Before I could protest again, Flowey launched his pellets in my direction. I sighed, not defeated, but just...well, done with Flowey's shit. Maybe it would be easier just to accept his incredibly creepy gift. If it would get him off my back sooner...

I cupped my hand out to grab at the first one to near me. It hovered in front of my face, gently shifting side to side as it fluttered to the ground, like a snow flake-

"AH!"

My spine snapped with a stomach-churning crunch as I was thrown against the wall. I gasped, crumpling to the floor like a rag doll, signals flying every which way in my head trying to figure out what the hell had just happened.

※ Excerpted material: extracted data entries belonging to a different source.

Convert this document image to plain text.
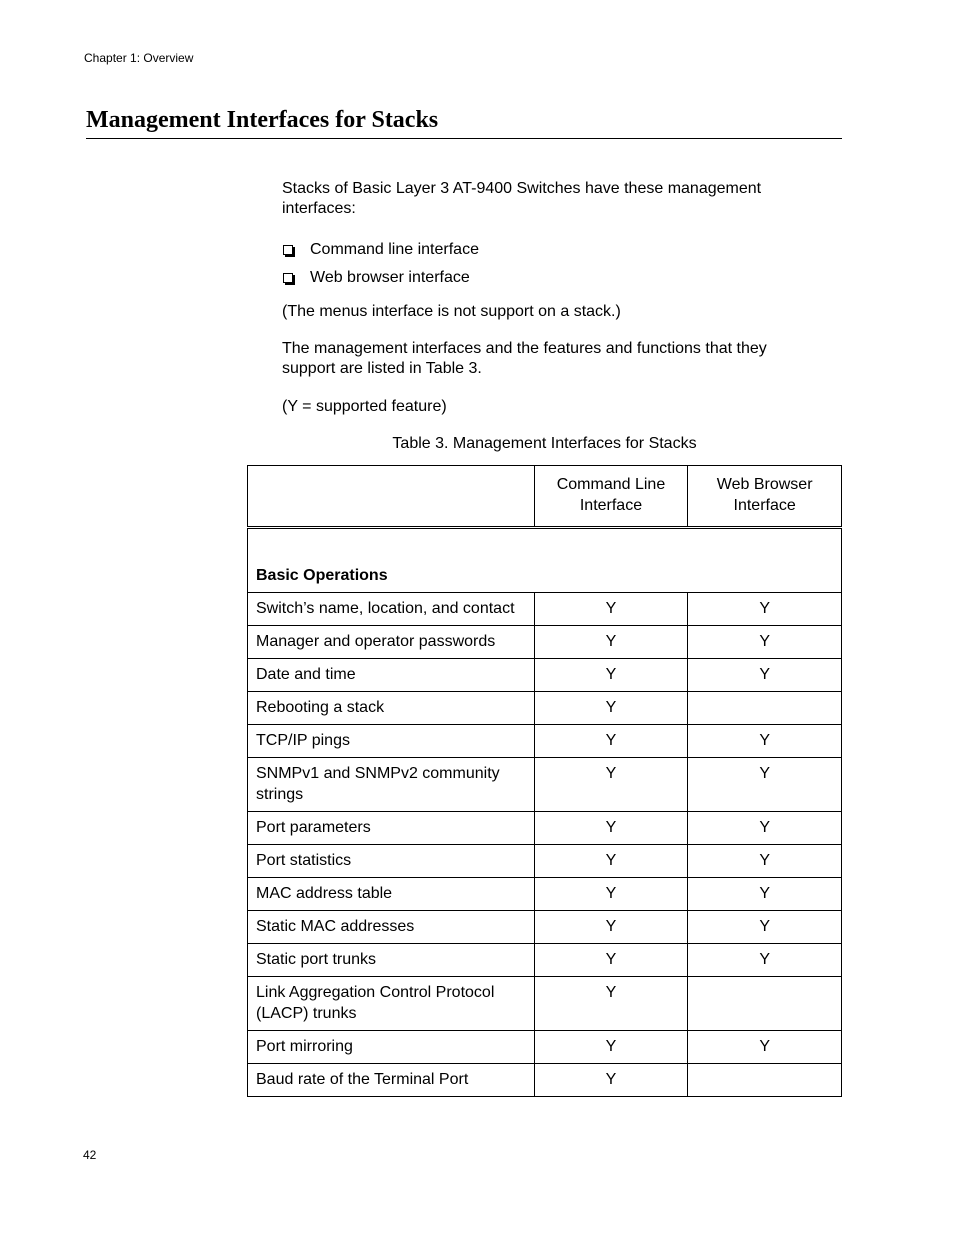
Chapter 1: Overview
Management Interfaces for Stacks

Stacks of Basic Layer 3 AT-9400 Switches have these management interfaces:

Command line interface
Web browser interface

(The menus interface is not support on a stack.)

The management interfaces and the features and functions that they support are listed in Table 3.

(Y = supported feature)

Table 3. Management Interfaces for Stacks

	Command Line Interface	Web Browser Interface
Basic Operations		
Switch’s name, location, and contact	Y	Y
Manager and operator passwords	Y	Y
Date and time	Y	Y
Rebooting a stack	Y	
TCP/IP pings	Y	Y
SNMPv1 and SNMPv2 community strings	Y	Y
Port parameters	Y	Y
Port statistics	Y	Y
MAC address table	Y	Y
Static MAC addresses	Y	Y
Static port trunks	Y	Y
Link Aggregation Control Protocol (LACP) trunks	Y	
Port mirroring	Y	Y
Baud rate of the Terminal Port	Y	
42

Shrill, sinister laughter echoed through the room, screeching into my ears, taunting me. I rolled my head over to try to locate the sound, fighting the urge to lose consciousness. It was hard to tell through my blurred vision, but Flowey's face had completely transformed.

His mouth was lined with razor-sharp teeth like barbed wire, and he was cackling hysterically, as if I was the funniest thing in the world to him.

"You idiot," he whispered, gazing menacingly at me.

That's when it hit me. I had been tricked.

By a freaking flower.

"In this world, it's kill or be killed," he continued. I tried to say something, but all that came out of my mouth was the gurgling of blood and a few croaks.

"Why would anyone pass up an opportunity like this?"

I couldn't even muster a come-back. My mind was losing the battle to keep consciousness. The remnants of my adrenaline fought to keep the pain from coursing through my body, but failed. I was at the mercy of my killer.

I was the tool.

Another stream of those hellish white pellets surrounded me, cutting off my already nonexistent escape path.

There was no emotion to Flowey's voice as he spoke again. "Die."

The pellets were closing in. I closed my eyes, losing myself in the malice of Flowey's demonic laugh.

Goddammit, this wasn't how it was supposed it was supposed to end. I counted down to my final moments. Three...

Two...

One...

...

...?

...Wow, those pellets sure are taking their damn time.

My eyes fluttered open again. If I could move, I would've shot up in surprise. The bullets had vanished into thin air.

The devil-flower had returned to his semi-normal state, a confused scowl plastered on his face.

"Huh? Why are you not dead?"

As if on cue, a bright red fireball came blasting out of the wall, knocking Flowey across the room. Under different circumstances, I would've been confused and scared out of my mind, but everything felt so agonizingly sluggish and distant. A dream.

Now it really felt like a dream.

Footsteps padded over in my direction. Next thing I knew, I was staring at two over-sized furry white feet and the bottom of what looked like some kind of skirt.

"What a terrible creature, torturing such a poor, innocent youth..."

That was the last thing I heard before blacking out.